The input contains sample JSON with VM data, the query contains a set of sample user questions, the result field contains the formatted answer to be provided.
In the Examples section, add an example:
At the top of the Input field, select the data format: json.
At the top of the Query field, select the data format: text. In the field below, enter the user query:
Show all VMs
.At the top of the Result field, select the data format: markdown. In the field below, add the VM description formatted in Markdown:
Here is a list of all VMs: | Name | CPU | Memory (GB) | Disk (GB) | Location | Status | Last Updated | Created By | Notes | |----------------------|-----|-------------|-----------|-------------|---------|-----------------------|------------|----------------------| | **prod-web-server** | 4 | 8 | 256 | US-West | Running | 2024-08-26T12:00:00Z | AdminUser | No issues reported. | | **prod-db-server** | 2 | 4 | 128 | EU-Central | Stopped | 2024-08-26T12:00:00Z | AdminUser | No issues reported. | | **stage-app-server** | 8 | 16 | 512 | Asia-East | Running | 2024-08-26T12:00:00Z | AdminUser | No issues reported. |
In a similar way, add another example for a query:
Show all running VMs
:
Step 4. Add a dynamic corpus¶
To define a dynamic corpus, add the corpus()
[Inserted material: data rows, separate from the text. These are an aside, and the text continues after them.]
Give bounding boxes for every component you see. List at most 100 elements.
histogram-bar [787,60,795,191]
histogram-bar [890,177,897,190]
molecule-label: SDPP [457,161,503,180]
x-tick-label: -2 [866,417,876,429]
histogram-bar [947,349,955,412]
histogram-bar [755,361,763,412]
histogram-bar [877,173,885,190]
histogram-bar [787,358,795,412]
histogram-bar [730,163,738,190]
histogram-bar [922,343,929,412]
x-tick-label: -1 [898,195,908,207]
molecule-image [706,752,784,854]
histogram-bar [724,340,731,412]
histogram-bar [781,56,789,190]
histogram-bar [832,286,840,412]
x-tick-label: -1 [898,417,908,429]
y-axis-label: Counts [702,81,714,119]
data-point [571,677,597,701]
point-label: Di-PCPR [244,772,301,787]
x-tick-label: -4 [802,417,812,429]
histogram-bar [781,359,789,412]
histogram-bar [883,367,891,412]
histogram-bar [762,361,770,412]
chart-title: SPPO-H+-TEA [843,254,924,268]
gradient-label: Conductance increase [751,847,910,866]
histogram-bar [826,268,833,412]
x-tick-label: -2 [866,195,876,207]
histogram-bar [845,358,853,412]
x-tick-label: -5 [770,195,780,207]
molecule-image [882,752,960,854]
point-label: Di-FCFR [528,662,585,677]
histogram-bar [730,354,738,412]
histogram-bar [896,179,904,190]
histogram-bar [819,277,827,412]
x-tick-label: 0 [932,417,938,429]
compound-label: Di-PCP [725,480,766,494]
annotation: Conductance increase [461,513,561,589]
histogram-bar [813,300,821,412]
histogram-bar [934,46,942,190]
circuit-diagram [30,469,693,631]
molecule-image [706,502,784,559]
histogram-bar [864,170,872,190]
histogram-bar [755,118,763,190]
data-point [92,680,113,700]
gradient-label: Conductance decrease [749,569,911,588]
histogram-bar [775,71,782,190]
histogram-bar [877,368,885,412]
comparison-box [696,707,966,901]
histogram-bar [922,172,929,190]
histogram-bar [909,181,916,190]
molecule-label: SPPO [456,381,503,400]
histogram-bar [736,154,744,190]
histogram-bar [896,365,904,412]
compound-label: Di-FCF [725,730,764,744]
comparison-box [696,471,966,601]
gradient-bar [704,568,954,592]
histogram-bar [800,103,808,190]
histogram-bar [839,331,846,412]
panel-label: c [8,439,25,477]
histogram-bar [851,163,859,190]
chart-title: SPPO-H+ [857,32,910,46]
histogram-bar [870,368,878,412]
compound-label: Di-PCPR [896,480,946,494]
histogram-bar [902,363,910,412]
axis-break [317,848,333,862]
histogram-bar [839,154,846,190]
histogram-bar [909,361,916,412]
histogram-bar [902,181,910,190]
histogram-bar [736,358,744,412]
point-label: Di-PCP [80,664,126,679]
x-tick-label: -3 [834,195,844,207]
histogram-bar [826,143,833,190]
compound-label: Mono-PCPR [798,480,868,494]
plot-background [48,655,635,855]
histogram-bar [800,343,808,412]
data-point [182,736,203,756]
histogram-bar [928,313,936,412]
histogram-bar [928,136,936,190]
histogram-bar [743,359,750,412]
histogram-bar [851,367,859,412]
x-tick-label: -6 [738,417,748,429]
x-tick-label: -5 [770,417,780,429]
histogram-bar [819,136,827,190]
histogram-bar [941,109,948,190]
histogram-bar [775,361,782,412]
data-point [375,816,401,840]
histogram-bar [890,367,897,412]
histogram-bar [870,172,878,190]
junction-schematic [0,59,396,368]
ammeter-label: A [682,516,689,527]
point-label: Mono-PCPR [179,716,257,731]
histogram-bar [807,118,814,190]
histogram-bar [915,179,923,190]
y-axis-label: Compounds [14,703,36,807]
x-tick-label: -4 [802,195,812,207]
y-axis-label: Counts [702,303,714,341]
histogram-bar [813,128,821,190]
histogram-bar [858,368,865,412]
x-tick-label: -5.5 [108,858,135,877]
function with the following parameters to the dialog script:
corpus({
title: `Infrastructure requests`,
description: `Corpus to answer user queries about infrastructure objects`,
query: transforms.vms_queries,
transforms: transforms.vms_answers,
priority: 1
});
Now, you can ask the AI agent questions like:
Show all VMs
Show all stopped VMs
Show all running VMs
and so on.
Note
To adjust the generated code and output data for new queries, open the necessary transform, in the top right corner, click History and click the add icon to the right of the necessary query row. The query will be added to transform examples. Here, you can edit it as described above.
Step 5. Clean up the input data¶
Note
This step is required if you want to process the data retrieved with the query
function before sending it to formatting transform.
Assume we only want to remove auxiliary VM fields from the answer: lastUpdated
, createdBy
and notes
.
To do this:
In the dialog script, create a set of fields you want to exclude:
const excludeFields = new Set([ "lastUpdated", "createdBy", "notes" ]);
Add the
cleanObjects()
function that will return the VM data without excluded fields and save it toproject.cleanObjects
:function cleanObjects(obj) { if (typeof obj !== 'object' || obj === null) { return obj; } const result = {}; for (const key in obj) { if (obj.hasOwnProperty(key) && !excludeFields.has(key)) { result[key] = cleanObjects(obj[key]); } } console.log(result); return result; } project.cleanObjects = cleanObjects;
Update the dynamic corpus to include the
output
parameter with theproject.cleanObjects
function:corpus({ title: `Infrastructure requests`, query: transforms.vms_queries, output: project.cleanObjects, transforms: transforms.vms_answers, priority: 1 });
Now, you can ask the AI agent questions like:
Show all VMs
Show all stopped VMs
Show all running VMs
The AI agent will use the cleaned data to provide a response.